+41.6% de hausse en mars, c’est la plus forte hausse mensuelle jamais enregistrée pour le Brent, dépassant de peu mai 2020 (+41%). C’est l’impact le plus concret de la guerre en Iran, déclenchée le 28 février par les Etats-Unis et Israel. En quelques heures, l’équilibre sur le marché pétrolier a été complètement bouleversé, passant d’une offre excédentaire à la fermeture de facto du point de passage de 20% du pétrole mondial.

Le mois de mars a aussi été marqué par l’écart inédit entre les deux principales références du marché pétrolier, le Brent et le WTI. Le 19 mars, ce gap a touché les 20 dollars. Un écart qui reflétait le fait que la production de pétrole aux Etats-Unis n’est pas affectée par le conflit au Moyen-Orient, et les différentes mesures prises ou étudiées par la Maison Blanche. Mais l’idée que les Etats-Unis sont immunisés des conséquences du conflit a fait long feu. L’écart entre le Brent et le WTI s’est normalisé (autour de 2 à 3 dollars ce matin).

Petite excursion et lourdes conséquences

Désormais, Donald Trump affiche clairement son intention de mettre fin au conflit en Iran, ce qui a permis une stabilisation des cours autour des 100 dollars. Mais cela ne suffira peut-être pas à détendre durablement les prix. En effet, il faudra que les deux autres parties (Israël et l’Iran) cessent les hostilités. Et ensuite que le détroit d’Ormuz soit pleinement réouvert à la navigation.

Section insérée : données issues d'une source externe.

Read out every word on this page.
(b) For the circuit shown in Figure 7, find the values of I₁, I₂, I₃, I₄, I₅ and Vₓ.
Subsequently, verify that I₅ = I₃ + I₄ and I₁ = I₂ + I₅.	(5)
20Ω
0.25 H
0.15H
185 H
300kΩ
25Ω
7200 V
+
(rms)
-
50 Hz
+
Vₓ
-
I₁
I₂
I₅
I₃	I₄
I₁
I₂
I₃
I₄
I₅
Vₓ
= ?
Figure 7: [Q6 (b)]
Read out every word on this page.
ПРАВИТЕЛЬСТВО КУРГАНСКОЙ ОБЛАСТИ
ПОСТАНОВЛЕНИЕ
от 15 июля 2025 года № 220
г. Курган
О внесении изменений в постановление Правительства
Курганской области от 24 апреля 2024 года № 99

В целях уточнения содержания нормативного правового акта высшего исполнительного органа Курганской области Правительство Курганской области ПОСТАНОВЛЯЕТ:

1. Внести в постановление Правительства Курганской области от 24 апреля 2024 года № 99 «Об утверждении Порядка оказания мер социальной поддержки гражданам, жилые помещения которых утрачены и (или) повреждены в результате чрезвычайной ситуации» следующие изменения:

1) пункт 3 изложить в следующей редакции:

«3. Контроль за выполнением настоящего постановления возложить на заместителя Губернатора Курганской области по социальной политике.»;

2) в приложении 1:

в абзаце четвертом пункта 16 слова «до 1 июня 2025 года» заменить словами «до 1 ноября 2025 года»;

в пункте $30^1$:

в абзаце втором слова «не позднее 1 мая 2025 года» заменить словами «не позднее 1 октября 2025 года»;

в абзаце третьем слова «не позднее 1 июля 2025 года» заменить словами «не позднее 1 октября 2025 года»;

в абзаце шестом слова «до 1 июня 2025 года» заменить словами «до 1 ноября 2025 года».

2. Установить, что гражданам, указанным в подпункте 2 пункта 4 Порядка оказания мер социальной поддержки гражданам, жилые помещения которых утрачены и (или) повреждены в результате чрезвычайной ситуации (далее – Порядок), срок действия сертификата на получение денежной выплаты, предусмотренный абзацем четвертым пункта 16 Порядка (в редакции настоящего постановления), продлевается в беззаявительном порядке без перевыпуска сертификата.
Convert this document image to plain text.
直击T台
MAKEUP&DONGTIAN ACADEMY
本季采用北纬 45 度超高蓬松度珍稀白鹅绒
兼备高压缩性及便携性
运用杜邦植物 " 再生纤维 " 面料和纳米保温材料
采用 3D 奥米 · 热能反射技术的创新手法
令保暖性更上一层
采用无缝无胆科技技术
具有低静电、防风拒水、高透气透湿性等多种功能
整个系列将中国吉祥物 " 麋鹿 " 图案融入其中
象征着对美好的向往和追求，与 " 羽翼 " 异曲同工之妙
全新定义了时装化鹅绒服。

Même si cela se produit dès demain, il faudra des semaines, si ce n’est des mois pour retrouver un approvisionnement normal. Il faut en effet relancer la production mise à l’arrêt, réparer certaines infrastructures, remettre en place la logistique… En attendant, les conséquences de cette rupture d’approvisionnement vont continuer à être plus concrètes chaque jour.

D’autant que Donald Trump a laissé entendre que le détroit d’Ormuz n’était plus son problème. Les Etats-Unis ont fait ce qu’ils avaient à faire. Les pays qui ont besoin des hydrocarbures du Moyen-Orient devront se débrouiller.

En temps normal, 20 millions de barils par jour transitent par le détroit d’Ormuz. Selon le spécialiste du pétrole chez Bloomberg, Javier Blas, l’utilisation des stocks des compagnies, des réserves stratégiques des Etats et la réorientation d’une partie des flux via la Mer Rouge ont permis d’absorber 60% de la perte, soit environ 12 millions de barils par jour. Il manque donc 8 millions de barils par jour.

Les prix devraient donc rester sous tension à mesure que ce déséquilibre se traduit sur le marché physique. Dans une interview sur Bloomberg hier, Michael Haigh, responsable de la recherche sur les matières premières chez Société Générale, soulignait que la fermeture du détroit d’Ormuz commence à se traduire par des pénuries. "Le dernier navire transportant du kérosène vers le Royaume-Uni arrivera dans 48 heures, et il n’y en aura plus après" a-t-il déclaré.

Un exemple historique montre d’ailleurs que l’impact sur les marchés d’un choc pétrolier peut être bien plus long que le conflit lui-même : la guerre du Kippour en 1973. C’est ce que soulignait un autre éditorialiste de Bloomberg, John Authers, mardi. Le S&P 500 a marqué un pic le jour suivant l’annonce du cessez le feu, le 25 octobre 1973. Mais l’indice a chuté d’environ 40% sur les douze mois suivants. Des prix de l’énergie plus élevés ont pesé sur l’économie mondiale.

Il faut toutefois souligner que la hausse des prix du pétrole à l’époque était sans commune mesure : une envolée de 277% en six mois. Un mouvement équivalent aujourd’hui enverrait le Brent… à 275 dollars.